About the artist
1965 grew up in the Maphumulo district of KwaZulu-Natal. He presently holds the position of Director of the Durban Art Gallery, and has overseen its development since 2009.He gained his Ph.D from the University of the Western Cape and is a specialist in Museum and Heritage Studies. Since 1993 he has exhibited throughout South Africa. He was selected as a Renault artist in 2005 exhibiting in Paris, in that capacity, the same year.

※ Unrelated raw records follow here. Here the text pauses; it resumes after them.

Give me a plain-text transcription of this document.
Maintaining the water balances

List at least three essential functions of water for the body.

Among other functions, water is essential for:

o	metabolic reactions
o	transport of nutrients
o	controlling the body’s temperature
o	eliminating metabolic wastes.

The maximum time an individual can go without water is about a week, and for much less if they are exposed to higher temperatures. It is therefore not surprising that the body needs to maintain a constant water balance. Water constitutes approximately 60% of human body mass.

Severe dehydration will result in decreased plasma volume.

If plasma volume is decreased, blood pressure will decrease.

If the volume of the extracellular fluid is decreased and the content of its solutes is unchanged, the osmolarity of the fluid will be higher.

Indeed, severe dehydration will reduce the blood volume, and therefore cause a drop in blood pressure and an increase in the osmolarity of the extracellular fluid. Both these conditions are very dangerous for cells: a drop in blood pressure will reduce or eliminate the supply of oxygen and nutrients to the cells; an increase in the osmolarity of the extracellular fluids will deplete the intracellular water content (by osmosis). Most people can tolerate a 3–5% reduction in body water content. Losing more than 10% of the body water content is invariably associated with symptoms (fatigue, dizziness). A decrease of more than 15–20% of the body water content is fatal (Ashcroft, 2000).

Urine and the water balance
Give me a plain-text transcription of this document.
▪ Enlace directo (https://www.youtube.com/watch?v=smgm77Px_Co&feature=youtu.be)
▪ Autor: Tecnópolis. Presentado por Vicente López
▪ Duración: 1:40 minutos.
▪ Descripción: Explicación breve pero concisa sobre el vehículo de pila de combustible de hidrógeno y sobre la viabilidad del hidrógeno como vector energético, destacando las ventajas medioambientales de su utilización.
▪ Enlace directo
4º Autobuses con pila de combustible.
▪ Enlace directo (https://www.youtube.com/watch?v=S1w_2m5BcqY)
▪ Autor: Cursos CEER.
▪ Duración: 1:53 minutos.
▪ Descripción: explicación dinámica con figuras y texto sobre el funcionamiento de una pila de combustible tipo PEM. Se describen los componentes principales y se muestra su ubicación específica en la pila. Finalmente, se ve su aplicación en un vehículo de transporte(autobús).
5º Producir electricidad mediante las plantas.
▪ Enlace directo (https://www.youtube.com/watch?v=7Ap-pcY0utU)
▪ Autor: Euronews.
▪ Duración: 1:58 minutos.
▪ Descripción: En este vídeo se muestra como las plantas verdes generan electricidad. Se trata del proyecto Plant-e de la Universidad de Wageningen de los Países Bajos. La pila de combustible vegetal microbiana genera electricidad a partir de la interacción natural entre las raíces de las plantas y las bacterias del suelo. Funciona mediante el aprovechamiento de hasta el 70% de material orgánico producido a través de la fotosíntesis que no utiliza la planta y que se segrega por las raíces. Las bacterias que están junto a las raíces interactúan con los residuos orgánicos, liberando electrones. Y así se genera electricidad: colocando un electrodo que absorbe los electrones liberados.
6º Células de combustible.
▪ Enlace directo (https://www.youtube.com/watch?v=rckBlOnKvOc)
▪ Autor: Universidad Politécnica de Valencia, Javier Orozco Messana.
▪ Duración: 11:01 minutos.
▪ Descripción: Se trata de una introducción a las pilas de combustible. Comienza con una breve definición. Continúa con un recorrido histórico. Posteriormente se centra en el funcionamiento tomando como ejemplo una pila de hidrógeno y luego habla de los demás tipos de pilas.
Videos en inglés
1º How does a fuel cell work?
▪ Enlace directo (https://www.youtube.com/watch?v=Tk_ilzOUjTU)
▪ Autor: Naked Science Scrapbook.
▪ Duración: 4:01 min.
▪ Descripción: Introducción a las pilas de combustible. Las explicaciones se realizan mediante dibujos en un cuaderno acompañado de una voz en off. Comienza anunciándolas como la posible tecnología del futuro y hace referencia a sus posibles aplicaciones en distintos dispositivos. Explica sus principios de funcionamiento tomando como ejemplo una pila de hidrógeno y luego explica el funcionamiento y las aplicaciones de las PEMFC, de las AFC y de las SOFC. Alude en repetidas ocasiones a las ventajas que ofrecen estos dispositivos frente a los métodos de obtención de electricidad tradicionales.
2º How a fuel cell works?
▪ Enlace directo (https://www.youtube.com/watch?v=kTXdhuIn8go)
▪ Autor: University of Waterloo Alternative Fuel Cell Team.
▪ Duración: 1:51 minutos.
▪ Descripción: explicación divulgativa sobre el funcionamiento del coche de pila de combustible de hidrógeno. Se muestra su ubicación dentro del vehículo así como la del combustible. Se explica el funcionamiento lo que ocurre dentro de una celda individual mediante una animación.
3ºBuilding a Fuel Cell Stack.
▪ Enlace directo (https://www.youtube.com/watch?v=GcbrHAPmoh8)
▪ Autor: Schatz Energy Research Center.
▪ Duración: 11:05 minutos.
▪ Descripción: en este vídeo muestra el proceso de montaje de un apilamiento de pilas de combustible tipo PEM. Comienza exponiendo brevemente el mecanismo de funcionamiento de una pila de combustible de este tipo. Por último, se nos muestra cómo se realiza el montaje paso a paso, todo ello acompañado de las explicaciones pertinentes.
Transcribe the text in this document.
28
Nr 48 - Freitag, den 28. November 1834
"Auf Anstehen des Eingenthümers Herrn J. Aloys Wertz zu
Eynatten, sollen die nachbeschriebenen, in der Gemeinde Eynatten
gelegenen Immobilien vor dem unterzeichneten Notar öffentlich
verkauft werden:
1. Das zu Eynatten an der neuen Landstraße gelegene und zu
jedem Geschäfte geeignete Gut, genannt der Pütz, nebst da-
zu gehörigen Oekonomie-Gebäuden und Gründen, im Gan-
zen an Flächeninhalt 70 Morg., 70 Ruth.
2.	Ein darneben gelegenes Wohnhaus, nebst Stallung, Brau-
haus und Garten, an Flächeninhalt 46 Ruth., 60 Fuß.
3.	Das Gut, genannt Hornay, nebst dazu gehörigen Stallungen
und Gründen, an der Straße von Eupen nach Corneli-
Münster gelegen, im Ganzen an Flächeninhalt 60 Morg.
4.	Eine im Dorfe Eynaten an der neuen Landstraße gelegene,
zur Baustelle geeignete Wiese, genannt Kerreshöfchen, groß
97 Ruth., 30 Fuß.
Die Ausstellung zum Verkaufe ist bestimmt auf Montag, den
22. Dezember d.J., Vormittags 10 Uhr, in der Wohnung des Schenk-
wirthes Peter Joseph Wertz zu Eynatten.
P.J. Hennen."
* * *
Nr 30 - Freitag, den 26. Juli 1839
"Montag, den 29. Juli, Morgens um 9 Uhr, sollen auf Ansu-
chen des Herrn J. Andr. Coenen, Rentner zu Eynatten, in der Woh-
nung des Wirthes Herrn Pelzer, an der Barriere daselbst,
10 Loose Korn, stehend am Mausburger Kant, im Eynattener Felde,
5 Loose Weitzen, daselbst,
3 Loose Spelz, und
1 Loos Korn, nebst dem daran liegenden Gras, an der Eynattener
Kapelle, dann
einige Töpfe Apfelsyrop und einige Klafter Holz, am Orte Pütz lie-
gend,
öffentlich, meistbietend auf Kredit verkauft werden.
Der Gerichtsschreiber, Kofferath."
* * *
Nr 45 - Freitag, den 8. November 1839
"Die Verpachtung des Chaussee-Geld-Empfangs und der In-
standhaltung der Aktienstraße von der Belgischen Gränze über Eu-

Xakaza focuses on the spirituality of the KwaZulu-Natal landscape in which he grew up and continues to live. He believes the spirits of the ancestors circulate everywhere, around their human progeny, within nature, caring and watching over the well-being of all living things. To this end, Xakaza has developed a painstaking technique of glazing thin coats of paint over his compositions, building layer upon layer, creating the intangible atmosphere of the untouchable, unseen and intuited.
These beautiful, meditative and introspective landscapes enable a meandering of the viewer’s emotions as the eye travels through the mists of rolling hills, rivers and roads.
Art historical analysis on landscape painting has mainly focussed on the works of white South African artists. There are few South African Black artists who have traditionally painted only the landscape: humanity within the landscape is the main focal point. Benghu and Xakaza stand out, both painting their beloved KwaZulu-Natal rolling hills, riverine forestation, embedded with Zulu history and memory. How much the Land Act of 1913 has been an underlying explanation for this phenomenon is yet to be examined.
Xakaza ‘s work is found in the Collections of the SA National Gallery (SANG IZIKO), the Durban Art Gallery, The University of Fort Hare, the Durban University of Technology, The Tatham Art Museum, the Pretoria Art Museum, the National Gallery, Windhoek, the National Cultural History Museum, Pretoria, the SA Reserve Bank, the MTN Collection, the United Nations, Geneva, the Museum of Modern art ( MOMA) New York City, and the UCLA Fowler Museum, Los Angeles. His work is in numerous private collections in South Africa, the UK, USA, France, Italy Switzerland, Germany and Spain.